„Horst Drägerhof kennen hier alle in Neugraben“, sagt mir eine Frau aus der Seniorenresidenz Neugraben, „da oben wohnt er, im dritten Stock.“

Es war gar nicht so leicht, mit ihm einen Termin zu vereinbaren. Er ist sehr beschäftigt. Da kommt er mir schon entgegen. Dynamisch und jung wirkt er. Kaum zu glauben, dass er 80 Jahre alt ist. Er führt mich in seine Wohnung: „Hier bin ich schon mit 71 Jahren eingezogen. Meine Frau war 65. Sie konnte sich schwer von unserem großen Haus trennen.

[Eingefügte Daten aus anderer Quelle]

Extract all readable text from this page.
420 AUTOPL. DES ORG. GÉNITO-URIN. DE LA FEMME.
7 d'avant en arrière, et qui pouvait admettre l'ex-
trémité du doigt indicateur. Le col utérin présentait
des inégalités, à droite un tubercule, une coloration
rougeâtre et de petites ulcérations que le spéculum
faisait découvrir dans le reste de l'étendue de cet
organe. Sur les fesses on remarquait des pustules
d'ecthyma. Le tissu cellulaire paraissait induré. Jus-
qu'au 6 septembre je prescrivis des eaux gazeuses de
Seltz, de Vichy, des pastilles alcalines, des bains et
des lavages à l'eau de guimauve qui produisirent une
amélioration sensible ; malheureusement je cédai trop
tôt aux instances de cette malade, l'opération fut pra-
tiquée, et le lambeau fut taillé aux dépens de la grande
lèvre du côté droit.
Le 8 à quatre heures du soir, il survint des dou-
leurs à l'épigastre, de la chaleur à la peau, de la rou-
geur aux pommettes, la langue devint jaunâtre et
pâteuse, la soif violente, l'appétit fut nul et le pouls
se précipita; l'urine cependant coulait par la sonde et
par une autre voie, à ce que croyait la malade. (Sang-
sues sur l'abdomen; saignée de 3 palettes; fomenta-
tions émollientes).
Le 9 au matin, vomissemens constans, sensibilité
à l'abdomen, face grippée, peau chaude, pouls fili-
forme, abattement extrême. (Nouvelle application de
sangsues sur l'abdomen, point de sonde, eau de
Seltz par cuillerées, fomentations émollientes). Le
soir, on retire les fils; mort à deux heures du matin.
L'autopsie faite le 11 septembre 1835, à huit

Nach drei Jahren ist sie gestorben. Ich bin hier immer noch der Zweitjüngste. Die meisten sind zwischen 95 und 100.“

Der Unruheständler, wie er sich selbst nennt, hat viel zu erzählen. „Ich war 38 Jahre in leitender Stellung bei Philips. Meine Erfahrungen wollte ich nicht begraben, sondern weiter nutzen. Seit 32 Jahren bin ich engagiert in der Kirchengemeinde Michaelis Neugraben.“ Er stellt gerade den Gemeindebrief „Michaelis-Brücke“ zusammen. Natürlich auf dem Computer. Brücken zu bauen zwischen Menschen, zwischen Kirche und Bezirk und Öffentlichkeit ist sein großes Interesse. „Ich bin durch Pastor de Wall zur Kirche gekommen. Damals habe ich die Aktion ‚Neu anfangen‘ mitgemacht.“ Das ist typisch für ihn: Nicht stehenbleiben. Nicht nur rückwärtsgewandt leben. Sich mit seinen Gaben immer neu einbringen. 14 Jahre war er Vorsitzender des Kirchenvorstands. Engagiert sich für Kinder- und Jugendarbeit. Aber Kirche ist für ihn mehr als nur die Ortsgemeinde. Er war 20 Jahre im Kirchenkreisvorstand auf Bezirksebene tätig. „Ich hatte schon für Philips-Deutschland ein Leitbild entwickelt. Das kam mir zugute. Für den Kirchenkreis wollte ich das geistliche Profil stärken. Es sollte zugleich ein Zukunftsbild sein. Wir müssen uns immer neu den Herausforderungen stellen. Und mit Mut und Zuversicht Veränderungen initiieren.“ Seine Ideen hat er tatkräftig umgesetzt. Als Vorstandsmitglied im Kindertagesstättenwerk, im Lenkungsausschuss der Familienbildungsstätte und im „Kuratorium kirchlicher Wohnanlagen“ in Harburg. Beim Thema „Leben im Alter“ ist er kaum zu bremsen. „Ich finde das Leben hier im Haus ideal. Ich bin völlig selbständig. Kochen kann ich nicht. Das Mittagessen habe ich abonniert. Wenn ich einmal nicht mehr kann, finde ich Platz in der Pflegeabteilung. Alles unter einem Dach. Für andere mögen die neuen Wohnformen für Senioren passender sein. Wohngemeinschaften, die von der Politik stark favorisiert werden, sind gut. Aber sie sind nicht das alleinige Zukunftsmodell. Es ist gut, dass es auch generationsübergreifende Wohnformen gibt. Vielfalt ist wichtig. Aber gute Häuser für Ältere wird es immer geben müssen. Ich bin hier mit Freude der Vorsitzende des Heimbeirats. Ich tue das alles ehrenamtlich. Und arbeite dafür, dass überall Haupt- und Ehrenamtliche eng zusammenarbeiten.“

Horst Drägerhof kommt dann auf sein Leib- und Magenthema zu sprechen. „Ich habe auf der Ebene der Nordelbischen Kirche maßgeblich die „Leitlinien für das Ehrenamt“ mitgestaltet. Die Synode hat diese wegweisende Erklärung 2002 beschlossen. Da bleibe ich dran! Kirche wächst immer von unten, nie von oben. Die Basis, das Kirchenvolk, muss lebendig sein. Wir sind keine Pastorenkirche. Luther hat uns das Wort vom Priestertum aller Glaubenden ins Stammbuch geschrieben.“ Die Nordelbische Kirche hat dem Ehrenamtlichen 2007 ihre höchste Auszeichnung, die Bugenhagenmedaille, für sein Lebenswerk verliehen.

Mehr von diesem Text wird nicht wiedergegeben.